Yesterday's ruling was the latest skirmish in a battle over the future of cyberspace. Many people think the Internet will atrophy if it loses its U.S.-inspired, anything-goes ethos. But others want to tame the global medium, bringing it into line with more conservative laws and sensibilities in other countries.

The French court case began in April, when two French human rights groups asked a judge to force Yahoo! to bar French surfers from its U.S.-based Nazi auction sites.

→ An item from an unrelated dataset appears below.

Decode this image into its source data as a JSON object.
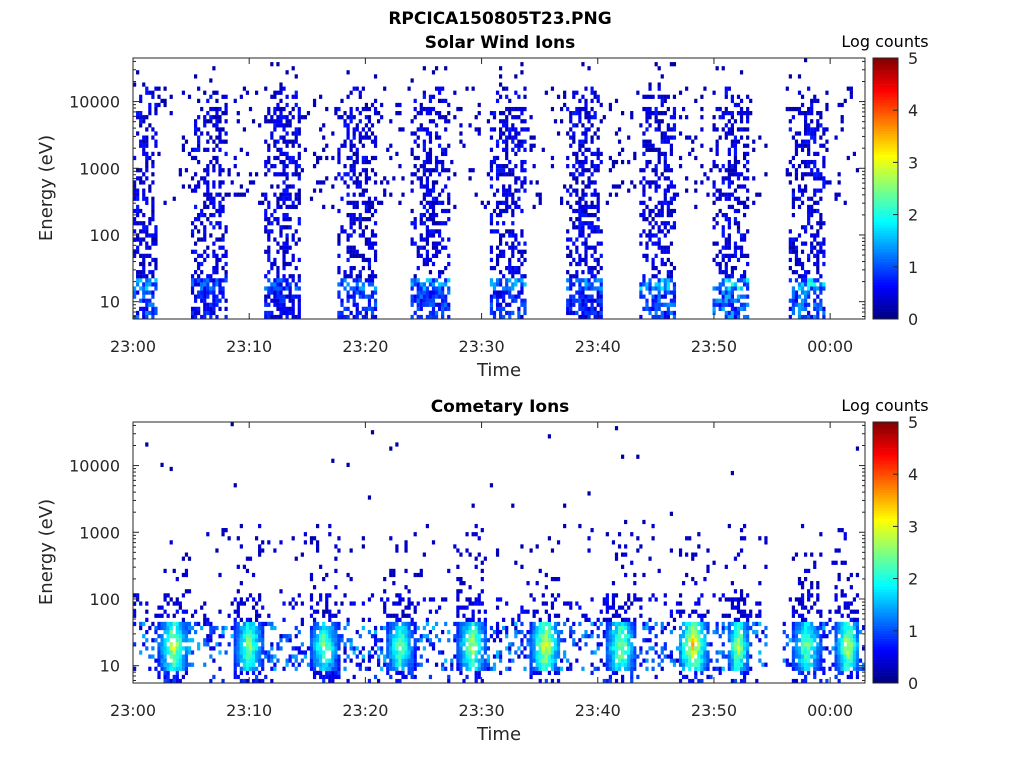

French law prohibits the sale or display of anything that promotes racial hatred, so Nazi items were never listed on the France-based Yahoo! site. But French surfers could still simply hop on to the company's U.S. auction site, which sells everything from swastika armbands to Hitler mousepads.

Yahoo! argued its U.S. sites were not subject to French laws and it was technologically impossible to wall off users in one country from sites in another.

Judge Jean-Jacques Gomez swept those arguments aside yesterday. A panel of three computer experts told the French court on Nov. 6 that a combination of "filtering solutions" could prevent 90% of French users from accessing English-language sites selling Nazi items.

In his ruling, Judge Gomez ordered Yahoo! to screen Internet service provider addresses and keyword-searches to identify and bar French users from its "illegal" auction sites. Any site listing Nazi items, the judge said, should also carry a page asking users to declare they are not French citizens.

Judge Gomez gave the company three months to comply with his ruling, or face a daily fine of $20,000.

The French decision sent a shiver through the Internet world. Many fear it will inspire courts in other countries to try to force businesses to police their own online content and comply with local laws. Critics said that would send costs spiralling and hold back the development of the Internet.

Elsewhere, other Web companies have already fallen afoul of local laws.

Last November, Amazon.com, the online book retailer, stopped shipping Adolf Hitler's Mein Kampf to shoppers in Germany after critics pointed out German law forbids all hate literature.

Yahoo!, which deployed a 40-member legal team in the French court case, plans to review yesterday's ruling before announcing its next step. Yet the options open to the company are clear.

It can launch an appeal through the French courts, or it can ask a U.S. court to declare the French ruling unenforceable on U.S. companies.